Get it right and outsourcing is a great way to cut costs, expand capacity, and take advantage of outside expertise, especially when you occasionally need specialized skills.
Get it wrong and you can add time and cost, damage customer relationships, and sometimes even ruin your business.
Here are seven of the biggest and most common outsourcing mistakes, and how to avoid them:
- Outsourcing functions that directly touch the customer. Quick definition: Fulfillment "touches" a customer, but indirectly; resolving a customer complaint, for example, directly touches a customer. Some companies outsource their customer service functions with less than outstanding results. A small business can't afford anything less than an outstanding result. If it touches the customer -- sales, customer service, answering calls or emails -- keep it in-house. While this is my experience and your results may vary, I never mind calling GEICO about my insurance policies... but I'll do anything to avoid calling Dell about a computer problem.
- Overestimating cost savings. Outsourcing never saves as much time and money as you hope. If nothing else, managing the relationship itself takes time: Ensuring compliance with standards, measuring performance and providing feedback, answering questions, stepping in to handle unusual situations, etc. As a rule of thumb assume you'll achieve at best 70% of estimated savings. If you do better enjoy the pleasant surprise.
- Failing to provide guidance. Outsourcing can make sense when a process or task can be defined with guidelines, procedures, and rules. The problem is many companies don't take the time to create those comprehensive guidelines, procedures, and rules. Think of it this way: If you already have written guidelines and procedures for an in-house process, assume you'll need to provide at least double the amount of documentation to your outsourcing partner. In most businesses, many guidelines and practices are unwritten. When you outsource, everything needs to be in writing. Anything you assume goes without saying must be said.
- Jumping in too quickly. It's tempting to immediately turn a complete process over to an outsourcing partner. (Sometimes that's the only way to financially justify the project.) Even so, don't. Go slow. See the early stages as a honeymoon period since over time a great experience can turn into something quite different. Turn over a portion of the function and let your outsourcing partner earn a greater share.
- Failing to put measurements in place. Outsourcing naturally takes processes out of sight. Without measurement systems, those processes are also out of mind. Determine how you will measure performance to standards, diligently measure performance to standards, and go a step farther than metrics by periodically "sampling" the performance of your outsourcing partner. Play secret shopper and have others experience the process firsthand to report their findings. Trust -- but always verify.

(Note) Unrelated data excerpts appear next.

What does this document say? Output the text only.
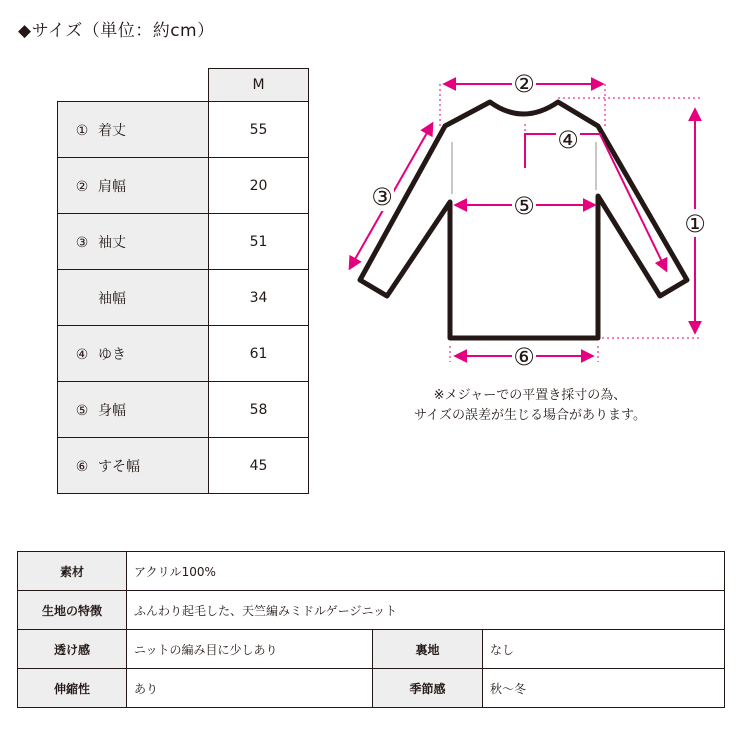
◆サイズ（単位：約cm）
	M
① 着丈	55
② 肩幅	20
③ 袖丈	51
袖幅	34
④ ゆき	61
⑤ 身幅	58
⑥ すそ幅	45
②
①
③
④
⑤
⑥
※メジャーでの平置き採寸の為、
サイズの誤差が生じる場合があります。
素材	アクリル100%		
生地の特徴	ふんわり起毛した、天竺編みミドルゲージニット		
透け感	ニットの編み目に少しあり	裏地	なし
伸縮性	あり	季節感	秋〜冬
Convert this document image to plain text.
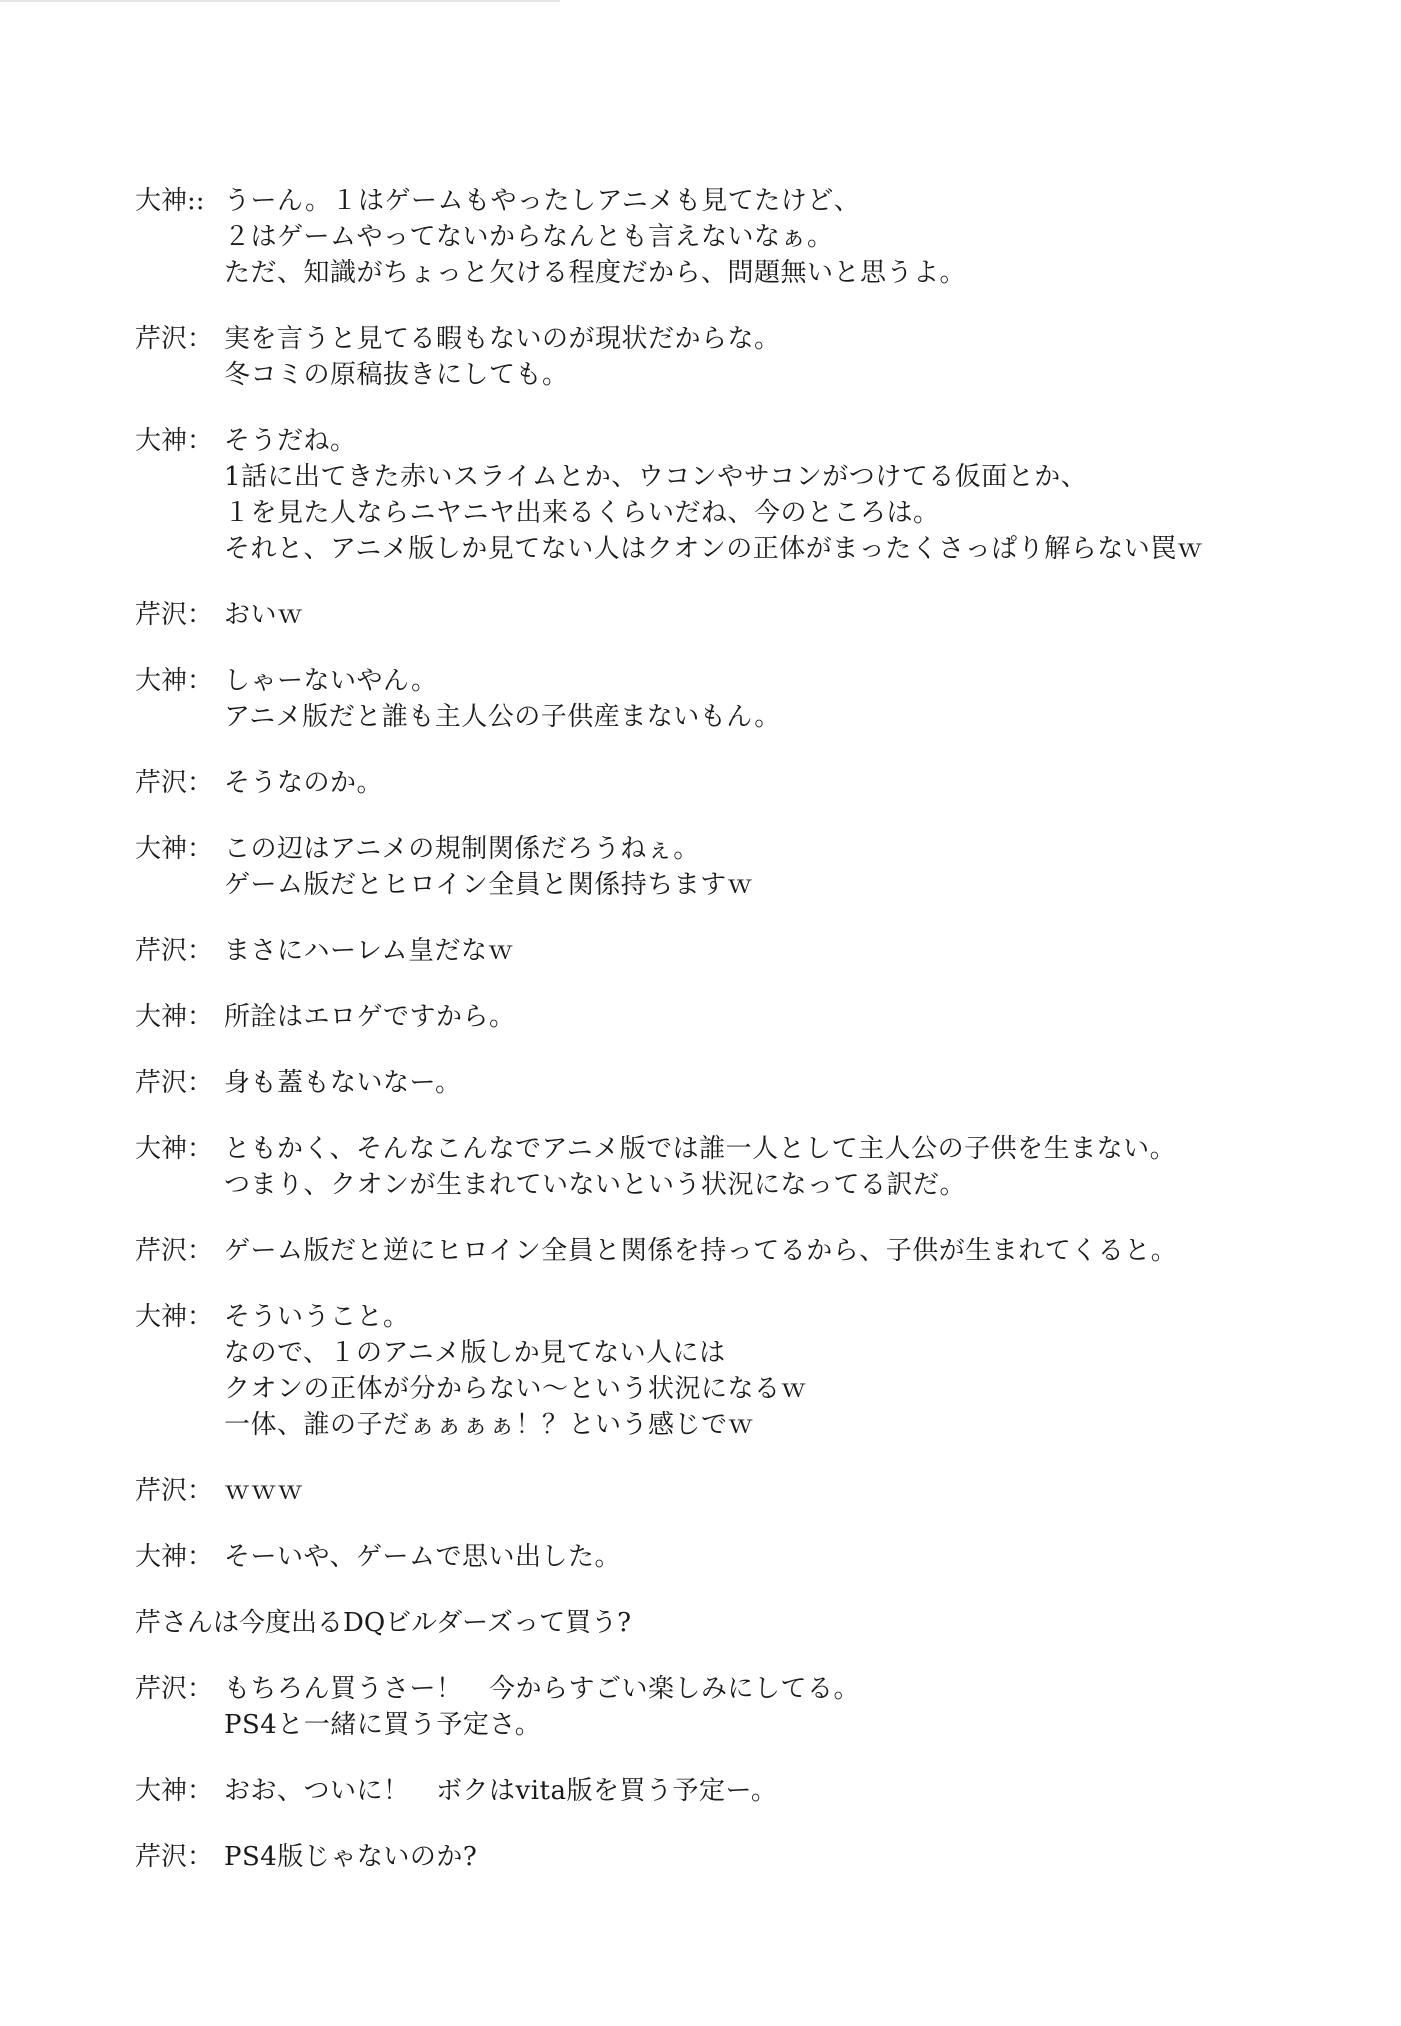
大神:: うーん。１はゲームもやったしアニメも見てたけど、
２はゲームやってないからなんとも言えないなぁ。
ただ、知識がちょっと欠ける程度だから、問題無いと思うよ。
芹沢： 実を言うと見てる暇もないのが現状だからな。
冬コミの原稿抜きにしても。
大神： そうだね。
1話に出てきた赤いスライムとか、ウコンやサコンがつけてる仮面とか、
１を見た人ならニヤニヤ出来るくらいだね、今のところは。
それと、アニメ版しか見てない人はクオンの正体がまったくさっぱり解らない罠ｗ
芹沢： おいｗ
大神： しゃーないやん。
アニメ版だと誰も主人公の子供産まないもん。
芹沢： そうなのか。
大神： この辺はアニメの規制関係だろうねぇ。
ゲーム版だとヒロイン全員と関係持ちますｗ
芹沢： まさにハーレム皇だなｗ
大神： 所詮はエロゲですから。
芹沢： 身も蓋もないなー。
大神： ともかく、そんなこんなでアニメ版では誰一人として主人公の子供を生まない。
つまり、クオンが生まれていないという状況になってる訳だ。
芹沢： ゲーム版だと逆にヒロイン全員と関係を持ってるから、子供が生まれてくると。
大神： そういうこと。
なので、１のアニメ版しか見てない人には
クオンの正体が分からない～という状況になるｗ
一体、誰の子だぁぁぁぁ！？という感じでｗ
芹沢： ｗｗｗ
大神： そーいや、ゲームで思い出した。
芹さんは今度出るDQビルダーズって買う?
芹沢： もちろん買うさー！　今からすごい楽しみにしてる。
PS4と一緒に買う予定さ。
大神： おお、ついに！　ボクはvita版を買う予定ー。
芹沢： PS4版じゃないのか?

- Going all in. Do you only have one vendor or supplier for a critical supply, product, or service? Of course not. Treat outsourcing the same way. What if your outsourcing partner unexpectedly goes out of business? What would you do? Or what if your activity spikes and your partner can't handle the workload? Always have redundant capacity in place -- or at the very least, a concrete plan to cover a variety of "What if?" situations. And speaking of "What if?"...
- Ignoring an exit strategy. Every agreement should include criteria for disengagement: Failure to meet standards, failure to maintain sufficient capacity... or simply how and when you can disengage if outsourcing hasn't paid off in terms of cost or time savings.